In her autobiography, “Coal Miner’s Daughter,” Lynn tells the story of living on Birch Bay-Lynden road, learning to can fruits and vegetables, and wining ribbons at the Northwest Washington Fair. She also tells the story of her first public performance at the Grange Hall, promoted by her husband, who heard her singing as she was working, bought her a guitar and a copy of Country Song Roundup, a magazine with chords and words to popular songs. He helped her to from her own band, Loretta’s Trailblazers, and, from their first performance at the Grange Hall, encouraged her singing career.

Here is the thing, however. That performance was never at the Orchard Grange Hall that we drive by on a regular basis. Loretta Lynn began her public singing career at another nearby Grange Hall, Delta Grange Hall, at 1105 Loomis Trail Road. Delta Grange Hall also been called the Custer Grange, though it is fairly close to another town, Lynden. Unlike the Orchard Grange, which is a seldom used hall in poor repair, the Delta Grange is a larger hall, in better repair, and currently home to Garden of Worship Church. It even has a church bell out front.

Grange halls dot rural communities throughout the country. They were meeting places for farmers organized by farmers. The National Grange was started in 1867 and Washington Grange was officially established in 1889, a couple of months before Washington achieved statehood. Granges have been around for a long time. There are six active Granges in Whatcom County. Skagit County has 10.

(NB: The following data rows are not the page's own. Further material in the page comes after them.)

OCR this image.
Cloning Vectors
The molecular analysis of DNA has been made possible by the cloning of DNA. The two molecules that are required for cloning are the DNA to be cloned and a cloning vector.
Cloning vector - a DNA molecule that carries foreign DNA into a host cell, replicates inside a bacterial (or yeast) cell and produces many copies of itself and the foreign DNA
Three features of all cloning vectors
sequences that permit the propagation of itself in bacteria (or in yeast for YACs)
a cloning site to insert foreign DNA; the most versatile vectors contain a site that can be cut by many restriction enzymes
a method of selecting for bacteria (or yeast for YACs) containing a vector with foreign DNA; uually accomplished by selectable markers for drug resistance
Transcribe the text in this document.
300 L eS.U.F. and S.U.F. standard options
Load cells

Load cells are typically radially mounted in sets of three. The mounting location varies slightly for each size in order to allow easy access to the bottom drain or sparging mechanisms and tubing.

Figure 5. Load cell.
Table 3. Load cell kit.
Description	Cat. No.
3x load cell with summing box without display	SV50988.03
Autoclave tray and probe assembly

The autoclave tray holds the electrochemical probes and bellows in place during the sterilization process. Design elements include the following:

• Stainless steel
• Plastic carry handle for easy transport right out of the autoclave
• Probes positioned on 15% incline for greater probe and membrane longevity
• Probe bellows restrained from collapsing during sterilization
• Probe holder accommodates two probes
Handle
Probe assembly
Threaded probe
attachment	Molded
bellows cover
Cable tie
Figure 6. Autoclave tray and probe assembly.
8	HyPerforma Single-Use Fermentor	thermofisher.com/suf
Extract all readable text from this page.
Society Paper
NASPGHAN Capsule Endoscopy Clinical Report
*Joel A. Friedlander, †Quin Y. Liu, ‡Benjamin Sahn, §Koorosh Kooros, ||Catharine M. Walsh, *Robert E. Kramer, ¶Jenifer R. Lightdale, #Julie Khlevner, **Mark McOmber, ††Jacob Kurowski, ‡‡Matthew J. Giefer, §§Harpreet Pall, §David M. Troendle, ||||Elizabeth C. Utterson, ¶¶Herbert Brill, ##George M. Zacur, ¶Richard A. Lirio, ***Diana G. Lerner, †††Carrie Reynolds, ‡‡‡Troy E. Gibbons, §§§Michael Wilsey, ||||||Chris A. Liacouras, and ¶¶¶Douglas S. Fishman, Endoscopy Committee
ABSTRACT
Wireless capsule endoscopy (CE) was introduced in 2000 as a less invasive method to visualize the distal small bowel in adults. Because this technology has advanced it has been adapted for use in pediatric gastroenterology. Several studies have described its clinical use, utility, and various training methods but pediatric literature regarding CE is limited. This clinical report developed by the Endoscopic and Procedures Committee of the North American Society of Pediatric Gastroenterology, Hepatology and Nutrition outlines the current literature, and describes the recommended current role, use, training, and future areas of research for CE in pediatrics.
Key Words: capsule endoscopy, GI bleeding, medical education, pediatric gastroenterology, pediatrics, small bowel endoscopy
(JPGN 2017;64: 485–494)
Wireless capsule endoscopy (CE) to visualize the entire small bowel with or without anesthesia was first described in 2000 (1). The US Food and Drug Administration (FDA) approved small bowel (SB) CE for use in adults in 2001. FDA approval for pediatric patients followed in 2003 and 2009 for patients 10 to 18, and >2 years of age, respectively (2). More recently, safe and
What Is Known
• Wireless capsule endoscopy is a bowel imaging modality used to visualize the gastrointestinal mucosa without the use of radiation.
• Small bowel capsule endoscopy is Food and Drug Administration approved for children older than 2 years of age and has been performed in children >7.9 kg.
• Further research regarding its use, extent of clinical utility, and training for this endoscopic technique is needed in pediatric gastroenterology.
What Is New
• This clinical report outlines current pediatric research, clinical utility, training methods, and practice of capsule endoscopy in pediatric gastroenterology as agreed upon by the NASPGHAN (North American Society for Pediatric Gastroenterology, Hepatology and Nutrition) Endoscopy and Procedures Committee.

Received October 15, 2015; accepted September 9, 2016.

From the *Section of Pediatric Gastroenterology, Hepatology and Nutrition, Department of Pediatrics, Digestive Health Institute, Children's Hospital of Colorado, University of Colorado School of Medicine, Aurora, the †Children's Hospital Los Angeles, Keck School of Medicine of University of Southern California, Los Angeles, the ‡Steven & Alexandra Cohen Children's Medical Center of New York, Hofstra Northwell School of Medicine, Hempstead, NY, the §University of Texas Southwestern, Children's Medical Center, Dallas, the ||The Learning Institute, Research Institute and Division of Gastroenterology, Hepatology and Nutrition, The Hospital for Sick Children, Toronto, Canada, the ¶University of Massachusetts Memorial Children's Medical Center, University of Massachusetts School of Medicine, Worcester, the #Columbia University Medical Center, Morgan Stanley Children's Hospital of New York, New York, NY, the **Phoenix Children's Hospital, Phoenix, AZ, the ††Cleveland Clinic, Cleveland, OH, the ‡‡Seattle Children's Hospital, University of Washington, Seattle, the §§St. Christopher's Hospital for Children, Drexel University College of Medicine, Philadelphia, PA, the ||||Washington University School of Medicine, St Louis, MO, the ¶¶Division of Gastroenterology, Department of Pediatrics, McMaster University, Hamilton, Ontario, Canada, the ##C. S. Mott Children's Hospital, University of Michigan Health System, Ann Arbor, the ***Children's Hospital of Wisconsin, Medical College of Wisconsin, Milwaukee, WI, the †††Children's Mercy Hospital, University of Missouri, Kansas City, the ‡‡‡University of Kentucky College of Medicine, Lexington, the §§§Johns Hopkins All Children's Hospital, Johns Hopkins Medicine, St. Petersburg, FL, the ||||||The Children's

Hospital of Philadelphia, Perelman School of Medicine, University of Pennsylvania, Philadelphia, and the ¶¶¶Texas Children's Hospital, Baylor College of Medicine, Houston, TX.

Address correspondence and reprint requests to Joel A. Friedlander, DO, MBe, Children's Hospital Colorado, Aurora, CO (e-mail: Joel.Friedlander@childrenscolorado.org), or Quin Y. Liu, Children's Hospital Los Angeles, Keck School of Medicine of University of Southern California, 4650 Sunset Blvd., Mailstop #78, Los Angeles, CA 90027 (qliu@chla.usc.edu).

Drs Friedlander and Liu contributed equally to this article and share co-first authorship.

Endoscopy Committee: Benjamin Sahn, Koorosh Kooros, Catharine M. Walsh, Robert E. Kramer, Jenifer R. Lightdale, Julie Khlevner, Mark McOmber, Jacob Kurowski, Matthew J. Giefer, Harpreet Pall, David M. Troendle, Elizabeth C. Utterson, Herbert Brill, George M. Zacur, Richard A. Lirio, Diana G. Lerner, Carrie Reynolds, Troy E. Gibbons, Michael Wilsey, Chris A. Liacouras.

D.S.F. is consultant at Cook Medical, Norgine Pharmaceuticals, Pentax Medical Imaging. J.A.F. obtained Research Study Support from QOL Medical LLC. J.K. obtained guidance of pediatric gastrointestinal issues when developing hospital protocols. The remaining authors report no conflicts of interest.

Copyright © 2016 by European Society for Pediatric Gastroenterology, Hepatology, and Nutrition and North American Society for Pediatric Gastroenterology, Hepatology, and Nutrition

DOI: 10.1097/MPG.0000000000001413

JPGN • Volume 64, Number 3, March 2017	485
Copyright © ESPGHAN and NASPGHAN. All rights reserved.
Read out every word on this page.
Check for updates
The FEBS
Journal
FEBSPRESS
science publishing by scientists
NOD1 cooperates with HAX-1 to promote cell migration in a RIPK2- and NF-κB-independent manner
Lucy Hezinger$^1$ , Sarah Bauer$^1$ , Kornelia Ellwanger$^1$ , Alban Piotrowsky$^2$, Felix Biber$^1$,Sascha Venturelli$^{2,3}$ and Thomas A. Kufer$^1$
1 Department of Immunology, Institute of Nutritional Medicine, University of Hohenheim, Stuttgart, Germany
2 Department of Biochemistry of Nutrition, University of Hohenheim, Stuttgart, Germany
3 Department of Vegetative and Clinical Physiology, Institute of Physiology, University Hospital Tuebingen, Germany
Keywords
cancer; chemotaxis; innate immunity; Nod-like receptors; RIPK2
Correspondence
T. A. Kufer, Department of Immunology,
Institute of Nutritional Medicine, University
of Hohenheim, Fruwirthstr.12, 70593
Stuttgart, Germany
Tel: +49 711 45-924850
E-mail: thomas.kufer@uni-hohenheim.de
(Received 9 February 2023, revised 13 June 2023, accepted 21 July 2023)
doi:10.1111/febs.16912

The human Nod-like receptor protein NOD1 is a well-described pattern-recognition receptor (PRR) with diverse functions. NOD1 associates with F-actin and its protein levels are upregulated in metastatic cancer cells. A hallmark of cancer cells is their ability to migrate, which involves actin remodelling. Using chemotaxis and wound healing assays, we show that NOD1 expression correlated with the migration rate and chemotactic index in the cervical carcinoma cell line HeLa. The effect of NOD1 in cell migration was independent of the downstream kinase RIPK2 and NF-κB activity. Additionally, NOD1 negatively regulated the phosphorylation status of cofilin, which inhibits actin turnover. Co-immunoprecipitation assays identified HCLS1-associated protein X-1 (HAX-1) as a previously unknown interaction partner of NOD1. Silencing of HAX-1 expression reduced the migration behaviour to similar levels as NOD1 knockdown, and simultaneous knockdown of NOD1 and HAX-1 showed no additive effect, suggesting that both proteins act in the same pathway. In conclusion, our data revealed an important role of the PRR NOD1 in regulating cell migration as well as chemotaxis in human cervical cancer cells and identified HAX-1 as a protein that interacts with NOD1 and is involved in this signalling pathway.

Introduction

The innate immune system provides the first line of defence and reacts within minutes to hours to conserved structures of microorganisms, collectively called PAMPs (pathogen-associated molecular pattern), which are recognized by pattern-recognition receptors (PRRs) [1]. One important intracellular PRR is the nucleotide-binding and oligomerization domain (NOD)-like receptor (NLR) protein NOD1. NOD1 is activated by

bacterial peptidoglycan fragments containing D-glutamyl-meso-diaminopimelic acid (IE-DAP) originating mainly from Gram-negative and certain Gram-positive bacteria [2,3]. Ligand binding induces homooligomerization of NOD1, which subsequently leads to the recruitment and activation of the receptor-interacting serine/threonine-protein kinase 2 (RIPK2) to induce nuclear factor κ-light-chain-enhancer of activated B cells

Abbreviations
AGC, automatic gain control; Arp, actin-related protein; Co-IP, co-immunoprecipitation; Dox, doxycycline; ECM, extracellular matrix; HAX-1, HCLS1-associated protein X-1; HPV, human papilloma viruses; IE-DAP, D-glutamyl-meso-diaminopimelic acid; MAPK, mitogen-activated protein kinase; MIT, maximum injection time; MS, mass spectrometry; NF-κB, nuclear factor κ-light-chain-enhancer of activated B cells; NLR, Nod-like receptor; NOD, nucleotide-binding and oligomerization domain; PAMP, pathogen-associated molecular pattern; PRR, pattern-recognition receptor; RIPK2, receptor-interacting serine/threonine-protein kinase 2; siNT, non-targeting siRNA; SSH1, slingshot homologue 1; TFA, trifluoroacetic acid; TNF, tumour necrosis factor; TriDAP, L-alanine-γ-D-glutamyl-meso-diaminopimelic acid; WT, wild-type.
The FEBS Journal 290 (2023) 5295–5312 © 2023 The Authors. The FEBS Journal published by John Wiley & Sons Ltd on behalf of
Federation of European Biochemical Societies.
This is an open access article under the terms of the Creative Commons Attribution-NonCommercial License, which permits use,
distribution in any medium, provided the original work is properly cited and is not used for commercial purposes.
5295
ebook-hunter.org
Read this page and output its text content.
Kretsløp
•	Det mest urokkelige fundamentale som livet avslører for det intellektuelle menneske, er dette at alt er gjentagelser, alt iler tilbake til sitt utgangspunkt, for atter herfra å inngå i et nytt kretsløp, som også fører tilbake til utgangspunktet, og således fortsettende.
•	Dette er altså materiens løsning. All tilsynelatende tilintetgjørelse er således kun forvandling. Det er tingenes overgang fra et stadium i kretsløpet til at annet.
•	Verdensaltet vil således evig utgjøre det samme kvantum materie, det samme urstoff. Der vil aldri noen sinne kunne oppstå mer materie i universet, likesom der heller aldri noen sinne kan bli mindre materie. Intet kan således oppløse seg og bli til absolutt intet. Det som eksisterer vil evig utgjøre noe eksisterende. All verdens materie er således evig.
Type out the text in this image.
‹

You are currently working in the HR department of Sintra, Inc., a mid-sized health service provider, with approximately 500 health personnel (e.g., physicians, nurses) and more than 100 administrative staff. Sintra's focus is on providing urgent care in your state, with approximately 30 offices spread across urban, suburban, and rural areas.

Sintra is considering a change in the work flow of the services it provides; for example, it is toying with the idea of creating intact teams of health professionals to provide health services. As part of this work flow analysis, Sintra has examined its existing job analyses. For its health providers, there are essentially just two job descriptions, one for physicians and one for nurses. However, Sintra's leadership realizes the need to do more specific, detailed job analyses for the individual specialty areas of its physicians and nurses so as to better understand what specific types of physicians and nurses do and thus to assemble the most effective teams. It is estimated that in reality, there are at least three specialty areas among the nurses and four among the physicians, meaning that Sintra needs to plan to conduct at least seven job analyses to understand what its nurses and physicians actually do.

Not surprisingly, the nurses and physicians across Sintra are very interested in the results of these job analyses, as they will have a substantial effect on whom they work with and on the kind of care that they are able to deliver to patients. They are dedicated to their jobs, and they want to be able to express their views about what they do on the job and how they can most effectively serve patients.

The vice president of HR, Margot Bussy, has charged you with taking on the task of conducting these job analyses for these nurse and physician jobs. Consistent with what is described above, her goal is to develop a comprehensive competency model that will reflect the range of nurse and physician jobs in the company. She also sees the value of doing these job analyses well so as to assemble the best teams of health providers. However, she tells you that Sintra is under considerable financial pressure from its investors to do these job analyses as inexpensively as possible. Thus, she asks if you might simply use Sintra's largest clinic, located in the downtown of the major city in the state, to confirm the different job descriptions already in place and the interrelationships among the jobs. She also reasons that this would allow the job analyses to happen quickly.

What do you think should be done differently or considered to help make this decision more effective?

150 years later, Grange halls are, for the most part, no longer centers of community activity. Fewer and fewer of the residents of the county are full-time farmers. Our son’s place, which once was the center of an active dairy herd and a full time occupation for a family, now is a part-time pursuit of a couple who both have professional jobs in neighboring towns. Farm after farm in this region have been subdivided. Driving around the backroads of our county, it is fairly easy to spot the homes that belong to executives of high tech companies in Seattle. The Covid-19 pandemic, which expanded opportunities for people to work remotely, encouraged many to move farther from urban centers and a lot of farm land in our county has become more hobby farms. And those people don’t find their entertainment in the local dances and bands held at the Grange Hall. They don’t attend sessions on animal husbandry or soil stewardship sponsored by the State Department of Agriculture. They are not interested in classes offered by the Extension Service. And the Grange organizations are slowly fading away. Many of the halls, like the Delta Grange are being leased to others for different uses.

For now, however, Orchard Grange Hall sits unused. I will, however, be updating my story and no longer tell others that it is the place where the famous singer Loretta Lynn began her career. I may, however, use it as a prompt to tell the story about Delta Grange.